A nice evening turned sour when I caused a car accident on South Congress and William Cannon that totaled my car (which was on loan from my parents). An affordable and amazing living situation became impossible when I had no transportation. My “personal space” became unreasonable when I humbly accepted my co-workers’ offer of their living room couch. A simple errand brought more tears when I hydroplaned in my co-worker’s vehicle and firmly met the curb. A nice Christmas shopping cushion quickly depleted after repairs. This turn of events has sent me back to be refined by fire.
All these years, I have felt compelled to pair the Lord’s story with what I have to offer. I needed to be able to say, “See, I am a giving person. I make sacrifices for other people and good things are said of me. I take people out to coffee and leave thoughtful cards and messages at the right time.” I needed to be able to make God look good.
For the first time in my life, I have nothing to offer.
The Lord is answering my prayer for Him as Sustainer by opening up the most closed places; my failures laid bare in my professional and personal life. The LORD’s story is indeed every bit as glorious as when I first met Him, but it has absolutely nothing to do with the presence or absence of my offerings. I am finally seeing that He can stand alone. His story and glory need not be paired with anything in my life – it’s enough that He died and rose again. It’s enough that He paid the price of sin.
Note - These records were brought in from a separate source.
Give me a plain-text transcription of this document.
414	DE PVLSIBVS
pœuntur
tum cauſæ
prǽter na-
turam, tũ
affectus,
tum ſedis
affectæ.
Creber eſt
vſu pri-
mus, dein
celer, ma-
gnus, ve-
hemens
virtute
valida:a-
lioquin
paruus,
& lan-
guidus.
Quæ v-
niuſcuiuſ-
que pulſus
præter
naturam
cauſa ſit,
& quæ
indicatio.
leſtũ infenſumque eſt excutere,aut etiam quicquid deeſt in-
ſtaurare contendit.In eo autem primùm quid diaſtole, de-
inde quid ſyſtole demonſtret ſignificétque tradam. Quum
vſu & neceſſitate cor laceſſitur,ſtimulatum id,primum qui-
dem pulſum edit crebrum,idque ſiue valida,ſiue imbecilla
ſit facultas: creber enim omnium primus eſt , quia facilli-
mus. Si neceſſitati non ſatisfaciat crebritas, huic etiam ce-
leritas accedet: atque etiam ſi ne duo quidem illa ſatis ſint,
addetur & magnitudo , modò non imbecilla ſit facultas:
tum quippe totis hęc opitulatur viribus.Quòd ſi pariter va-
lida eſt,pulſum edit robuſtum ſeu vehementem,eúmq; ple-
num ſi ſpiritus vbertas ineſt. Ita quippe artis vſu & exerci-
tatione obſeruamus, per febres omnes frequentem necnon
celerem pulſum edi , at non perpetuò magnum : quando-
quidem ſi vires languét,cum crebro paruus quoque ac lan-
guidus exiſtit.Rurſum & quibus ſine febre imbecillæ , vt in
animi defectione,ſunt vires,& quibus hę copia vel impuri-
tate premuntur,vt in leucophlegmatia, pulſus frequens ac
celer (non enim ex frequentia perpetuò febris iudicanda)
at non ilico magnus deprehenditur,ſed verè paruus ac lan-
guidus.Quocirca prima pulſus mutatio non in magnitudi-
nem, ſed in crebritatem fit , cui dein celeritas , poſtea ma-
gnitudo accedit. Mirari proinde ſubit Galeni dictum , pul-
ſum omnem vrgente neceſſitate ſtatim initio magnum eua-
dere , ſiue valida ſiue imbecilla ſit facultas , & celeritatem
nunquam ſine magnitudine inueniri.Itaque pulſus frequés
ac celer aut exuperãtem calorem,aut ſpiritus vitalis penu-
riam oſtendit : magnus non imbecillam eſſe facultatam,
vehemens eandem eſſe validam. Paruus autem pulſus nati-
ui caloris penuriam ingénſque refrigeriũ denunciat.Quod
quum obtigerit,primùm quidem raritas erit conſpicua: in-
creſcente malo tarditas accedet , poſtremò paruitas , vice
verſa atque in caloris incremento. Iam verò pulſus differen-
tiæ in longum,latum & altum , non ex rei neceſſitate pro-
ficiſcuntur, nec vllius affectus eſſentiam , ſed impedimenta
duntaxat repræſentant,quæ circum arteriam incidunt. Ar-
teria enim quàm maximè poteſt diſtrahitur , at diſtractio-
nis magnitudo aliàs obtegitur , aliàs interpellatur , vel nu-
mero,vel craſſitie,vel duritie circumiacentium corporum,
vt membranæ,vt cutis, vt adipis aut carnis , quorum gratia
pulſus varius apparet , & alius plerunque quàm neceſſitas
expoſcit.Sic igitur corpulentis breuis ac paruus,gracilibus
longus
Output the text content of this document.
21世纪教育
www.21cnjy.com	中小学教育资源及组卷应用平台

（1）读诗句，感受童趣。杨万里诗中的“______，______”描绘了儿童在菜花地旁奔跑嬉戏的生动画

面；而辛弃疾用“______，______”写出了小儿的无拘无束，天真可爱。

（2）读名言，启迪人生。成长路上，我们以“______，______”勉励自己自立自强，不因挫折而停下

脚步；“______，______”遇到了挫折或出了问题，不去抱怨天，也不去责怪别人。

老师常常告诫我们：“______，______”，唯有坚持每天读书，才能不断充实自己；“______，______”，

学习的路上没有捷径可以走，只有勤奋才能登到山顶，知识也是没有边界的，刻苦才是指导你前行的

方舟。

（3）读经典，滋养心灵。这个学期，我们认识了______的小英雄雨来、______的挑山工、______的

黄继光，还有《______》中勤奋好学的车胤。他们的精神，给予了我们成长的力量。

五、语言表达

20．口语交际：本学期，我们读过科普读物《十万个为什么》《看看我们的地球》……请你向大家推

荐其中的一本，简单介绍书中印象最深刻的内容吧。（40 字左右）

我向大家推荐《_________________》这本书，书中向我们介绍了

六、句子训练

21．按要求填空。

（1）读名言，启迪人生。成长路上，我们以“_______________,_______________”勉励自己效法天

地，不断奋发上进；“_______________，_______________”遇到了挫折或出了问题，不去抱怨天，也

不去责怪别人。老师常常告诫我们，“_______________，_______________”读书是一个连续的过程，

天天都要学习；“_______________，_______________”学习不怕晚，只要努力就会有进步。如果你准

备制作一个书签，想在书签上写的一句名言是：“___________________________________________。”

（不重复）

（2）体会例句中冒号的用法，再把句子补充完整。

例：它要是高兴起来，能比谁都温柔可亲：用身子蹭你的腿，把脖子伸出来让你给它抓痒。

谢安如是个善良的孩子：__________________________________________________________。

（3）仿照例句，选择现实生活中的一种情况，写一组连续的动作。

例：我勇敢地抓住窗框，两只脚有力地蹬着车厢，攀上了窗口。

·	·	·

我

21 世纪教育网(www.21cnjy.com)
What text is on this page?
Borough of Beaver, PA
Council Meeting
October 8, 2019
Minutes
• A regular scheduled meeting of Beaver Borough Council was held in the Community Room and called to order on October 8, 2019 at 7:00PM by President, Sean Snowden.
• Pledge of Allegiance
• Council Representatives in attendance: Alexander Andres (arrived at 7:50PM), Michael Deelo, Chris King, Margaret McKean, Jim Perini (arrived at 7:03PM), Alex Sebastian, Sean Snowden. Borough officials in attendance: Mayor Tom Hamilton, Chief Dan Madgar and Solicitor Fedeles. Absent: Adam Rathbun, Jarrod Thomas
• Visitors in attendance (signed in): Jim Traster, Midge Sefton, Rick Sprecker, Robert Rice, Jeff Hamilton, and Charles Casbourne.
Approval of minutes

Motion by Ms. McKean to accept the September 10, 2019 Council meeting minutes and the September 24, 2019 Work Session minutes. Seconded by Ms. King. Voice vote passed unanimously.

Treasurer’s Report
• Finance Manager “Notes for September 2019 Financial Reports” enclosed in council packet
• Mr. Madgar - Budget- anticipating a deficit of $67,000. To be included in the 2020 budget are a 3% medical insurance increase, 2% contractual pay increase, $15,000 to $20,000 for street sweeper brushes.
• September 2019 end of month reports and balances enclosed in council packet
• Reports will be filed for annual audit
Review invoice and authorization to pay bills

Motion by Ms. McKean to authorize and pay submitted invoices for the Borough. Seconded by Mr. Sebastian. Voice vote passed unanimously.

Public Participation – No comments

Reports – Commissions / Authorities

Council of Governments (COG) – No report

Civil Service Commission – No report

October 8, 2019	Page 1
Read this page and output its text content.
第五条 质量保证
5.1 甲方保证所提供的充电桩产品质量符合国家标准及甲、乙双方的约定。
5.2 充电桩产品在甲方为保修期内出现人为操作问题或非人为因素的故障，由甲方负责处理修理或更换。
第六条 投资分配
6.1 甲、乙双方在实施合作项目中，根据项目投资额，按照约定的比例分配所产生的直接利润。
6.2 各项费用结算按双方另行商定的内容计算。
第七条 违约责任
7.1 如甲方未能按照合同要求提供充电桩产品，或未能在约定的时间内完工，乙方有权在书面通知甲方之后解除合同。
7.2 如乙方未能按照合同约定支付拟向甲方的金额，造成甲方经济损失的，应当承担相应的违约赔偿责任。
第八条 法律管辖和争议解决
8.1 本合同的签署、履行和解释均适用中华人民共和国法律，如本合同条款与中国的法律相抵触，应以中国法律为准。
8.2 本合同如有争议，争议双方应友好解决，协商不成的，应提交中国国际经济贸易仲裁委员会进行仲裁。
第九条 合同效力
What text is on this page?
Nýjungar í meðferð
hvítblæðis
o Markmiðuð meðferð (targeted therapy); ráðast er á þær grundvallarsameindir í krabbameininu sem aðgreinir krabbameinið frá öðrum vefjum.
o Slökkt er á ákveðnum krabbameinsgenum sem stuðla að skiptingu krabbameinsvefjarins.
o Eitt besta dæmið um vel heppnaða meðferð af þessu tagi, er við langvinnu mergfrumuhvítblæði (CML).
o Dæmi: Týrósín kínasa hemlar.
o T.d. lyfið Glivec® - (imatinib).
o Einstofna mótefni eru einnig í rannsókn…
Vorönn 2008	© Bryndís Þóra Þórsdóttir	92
It’s got to be enough, too. Because right now I literally have nothing else to offer.
I submit that life in the regular realm is lame. Regular is mundane mediocrity; the sloppy seconds with enough lackluster charm to woo a trance. C.S. Lewis wrote that we are like the little boy who would prefer to play in mud puddles over taking a vacation at the sea. We are far too easily pleased.
A vacation at the sea is a glorious exodus from the realm of the regular, muddied puddles and onto the shores of divine dependence.